Rajapatni.com: Surabaya (18/8/24) – Pangeran Diponegoro dikenal sebagai ꦥꦃꦭꦮꦤ꧀ꦤꦱꦶꦪꦺꦴꦤꦭ꧀ Pahlawan Nasional Indonesia. Ia memimpin perlawanan terhadap Belanda yang berlangsung mulai tahun 1825 hingga tahun 1830. Perang Diponegoro ini juga dikenal sebagai Perang Jawa (Java Oorlog).
Karena tipu muslihat pihak Belanda, yang berupa undangan pertemuan antara Letnan Jenderal Hendrik Merkus de Kock dengan ꦥꦔꦺꦫꦤ꧀ꦝꦶꦥꦺꦴꦒꦫ Pangeran Diponegoro di Magelang, justru berujung penangkapan terhadap Pangeran Diponegoro. Dari penangkapan itu Pangeran Diponegoro dibuang ke Manado, Sulawesi Utara dalam kurun waktu 1831-1832.
Dalam pengasingan itulah Pangeran Diponegoro menulis riwayat perjalanannya. Di dalamnya ia menuliskan secara rinci peristiwa Perang Diponegoro atau ꦥꦼꦫꦁꦗꦮ Perang Jawa yang berlangsung dari 1825 hingga 1830 yang berakhir dengan penangkapan dirinya di Magelang karena tipu muslihat Belanda.

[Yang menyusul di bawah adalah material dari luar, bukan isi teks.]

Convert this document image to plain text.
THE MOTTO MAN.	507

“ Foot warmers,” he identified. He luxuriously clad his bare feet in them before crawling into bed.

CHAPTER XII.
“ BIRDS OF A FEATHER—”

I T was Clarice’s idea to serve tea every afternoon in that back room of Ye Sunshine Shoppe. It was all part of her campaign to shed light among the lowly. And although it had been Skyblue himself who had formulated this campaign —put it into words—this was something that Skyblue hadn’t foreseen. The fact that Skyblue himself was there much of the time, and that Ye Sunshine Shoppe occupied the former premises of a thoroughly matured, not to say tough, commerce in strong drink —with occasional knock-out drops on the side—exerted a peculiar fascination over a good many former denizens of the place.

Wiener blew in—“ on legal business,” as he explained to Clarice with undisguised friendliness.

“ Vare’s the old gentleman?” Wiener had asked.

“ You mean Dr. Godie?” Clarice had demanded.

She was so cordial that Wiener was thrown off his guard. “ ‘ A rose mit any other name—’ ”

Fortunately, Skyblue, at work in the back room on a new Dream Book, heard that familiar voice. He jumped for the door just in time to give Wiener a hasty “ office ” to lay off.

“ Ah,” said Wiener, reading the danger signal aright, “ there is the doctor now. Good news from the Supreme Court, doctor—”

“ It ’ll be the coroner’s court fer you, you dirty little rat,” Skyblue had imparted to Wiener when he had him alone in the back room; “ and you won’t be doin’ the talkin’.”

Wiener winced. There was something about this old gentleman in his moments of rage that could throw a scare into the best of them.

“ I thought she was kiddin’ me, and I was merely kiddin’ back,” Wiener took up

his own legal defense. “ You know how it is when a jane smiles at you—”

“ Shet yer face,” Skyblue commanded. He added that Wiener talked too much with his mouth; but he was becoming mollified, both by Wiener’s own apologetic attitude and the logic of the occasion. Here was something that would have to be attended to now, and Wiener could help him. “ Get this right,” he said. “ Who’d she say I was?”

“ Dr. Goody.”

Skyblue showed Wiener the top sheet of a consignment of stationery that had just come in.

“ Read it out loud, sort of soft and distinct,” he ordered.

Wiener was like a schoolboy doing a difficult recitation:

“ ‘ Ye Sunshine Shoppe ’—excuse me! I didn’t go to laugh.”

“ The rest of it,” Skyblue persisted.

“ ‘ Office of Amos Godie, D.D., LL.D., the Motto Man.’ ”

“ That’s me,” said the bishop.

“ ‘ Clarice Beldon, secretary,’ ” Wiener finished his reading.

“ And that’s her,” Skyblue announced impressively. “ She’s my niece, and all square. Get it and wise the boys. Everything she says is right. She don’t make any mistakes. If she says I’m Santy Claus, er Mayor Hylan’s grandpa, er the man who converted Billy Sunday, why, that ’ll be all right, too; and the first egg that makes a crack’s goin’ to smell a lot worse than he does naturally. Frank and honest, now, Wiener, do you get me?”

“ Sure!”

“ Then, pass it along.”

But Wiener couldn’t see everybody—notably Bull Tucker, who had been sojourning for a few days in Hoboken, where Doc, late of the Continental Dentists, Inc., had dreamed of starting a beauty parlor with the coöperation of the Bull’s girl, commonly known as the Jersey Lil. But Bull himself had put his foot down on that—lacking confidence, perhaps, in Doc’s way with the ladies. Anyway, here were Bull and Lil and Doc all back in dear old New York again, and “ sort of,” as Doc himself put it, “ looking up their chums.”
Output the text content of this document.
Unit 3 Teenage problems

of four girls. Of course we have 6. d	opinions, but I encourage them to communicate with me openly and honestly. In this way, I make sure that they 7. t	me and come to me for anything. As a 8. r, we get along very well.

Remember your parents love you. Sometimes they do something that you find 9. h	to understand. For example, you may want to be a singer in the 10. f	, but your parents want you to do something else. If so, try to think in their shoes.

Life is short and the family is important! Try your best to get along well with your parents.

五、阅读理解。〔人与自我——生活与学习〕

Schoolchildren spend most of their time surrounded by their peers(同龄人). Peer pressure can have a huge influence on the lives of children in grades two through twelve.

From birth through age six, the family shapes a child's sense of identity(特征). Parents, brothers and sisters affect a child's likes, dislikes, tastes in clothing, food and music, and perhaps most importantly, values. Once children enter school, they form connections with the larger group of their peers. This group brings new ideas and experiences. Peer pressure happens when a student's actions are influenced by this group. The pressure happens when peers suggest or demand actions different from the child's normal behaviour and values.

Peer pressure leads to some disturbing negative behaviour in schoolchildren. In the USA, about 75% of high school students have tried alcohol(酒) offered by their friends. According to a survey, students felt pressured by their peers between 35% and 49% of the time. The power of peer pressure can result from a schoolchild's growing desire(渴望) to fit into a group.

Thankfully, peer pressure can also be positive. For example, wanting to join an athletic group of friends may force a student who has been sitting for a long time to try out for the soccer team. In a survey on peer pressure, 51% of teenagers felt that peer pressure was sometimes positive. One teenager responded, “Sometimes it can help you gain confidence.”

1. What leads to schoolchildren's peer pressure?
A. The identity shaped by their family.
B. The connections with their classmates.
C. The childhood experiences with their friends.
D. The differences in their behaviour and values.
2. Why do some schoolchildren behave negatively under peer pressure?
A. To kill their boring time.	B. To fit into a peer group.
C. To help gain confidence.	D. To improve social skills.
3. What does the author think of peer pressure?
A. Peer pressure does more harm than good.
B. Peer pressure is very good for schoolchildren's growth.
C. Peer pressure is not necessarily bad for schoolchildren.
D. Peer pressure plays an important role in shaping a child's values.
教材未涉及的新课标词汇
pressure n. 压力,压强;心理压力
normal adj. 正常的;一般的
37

Menurut data yang tersimpan di Perpustakaan Universitas Leiden, Belanda, catatan yang berbentuk buku itu ditulis menggunakan ꦄꦏ꧀ꦱꦫꦗꦮ Aksara Jawa. Buku ini merupakan biografi pertama dalam kesusastraan Jawa modern.
Buku, yang masih tersimpan di Belanda ini, diberi judul “ꦧꦧꦣ꧀ꦝꦶꦥꦺꦴꦤꦼꦒꦫ Babad Diponegoro: Door Diponegoro Self Vervaardigd Sijdens zijn Ballingschap te Manado”, yang artinya Babad Diponegoro: Oleh Diponegoro buatannya sendiri pada masa pengasingannya di Manado.
Dalam beberapa halaman awal, Diponegoro menggambarkan peristiwa Jawa ini melalui mocopatan, yang diantaranya melalui ꦩꦶꦗꦶꦭ꧀ mijil, Kinanti, sinom, dandanggula, durma, maskumambang, Asmaradana, pangkur dan megatruh.
Macapat ini menggambarkan kisah manusia di dunia. Ia juga menuliskan kisah runtuhnya sisa-sisa Majapahit pada 1527 hingga Perjanjian Giyanti pada 1755.
Kemudian dilanjutkan dengan pemaparan keadaan ꦏꦼꦱꦸꦭ꧀ꦠꦤꦤ꧀ꦔꦪꦺꦴꦒꦾꦏꦂꦠ Kesultanan Ngayogyakarta dan riwayat hidup Diponegoro dari kelahirannya pada 1785 hingga diasingkan ke Manado pada 1830.
Di buku, yang disimpan di perpustakaan Universitas Leiden Belanda ini, Diponegoro menuliskan dalam Aksara Jawa yang indah. Catatan Diponegoro ini cukup rinci sehingga bisa dikatakan sebagai sebuah ꦏꦂꦪꦱꦱ꧀ꦠꦿ karya sastra modern di eranya. Bahkan lukisan Pangeran Diponegoro disimpan di Museum Bronbeek yang baru dibuka pada 16 Agustus 2024.
Kemampuannya menulis dan menggunakan Aksara Jawa menunjukkan bahwa ia tidak hanya seorang pahlawan yang cerdik dan cerdas. Boleh dibilang ia adalah seorang ꦕꦼꦤ꧀ꦝꦶꦏꦶꦪ cendikia, scholar. Sangat beralasan jika kemudian UNESCO mencatat Babad Diponegoro sebagai warisan dokumenter dunia, Memory of the World (MOW) pada tahun 2013. (PAR/nng).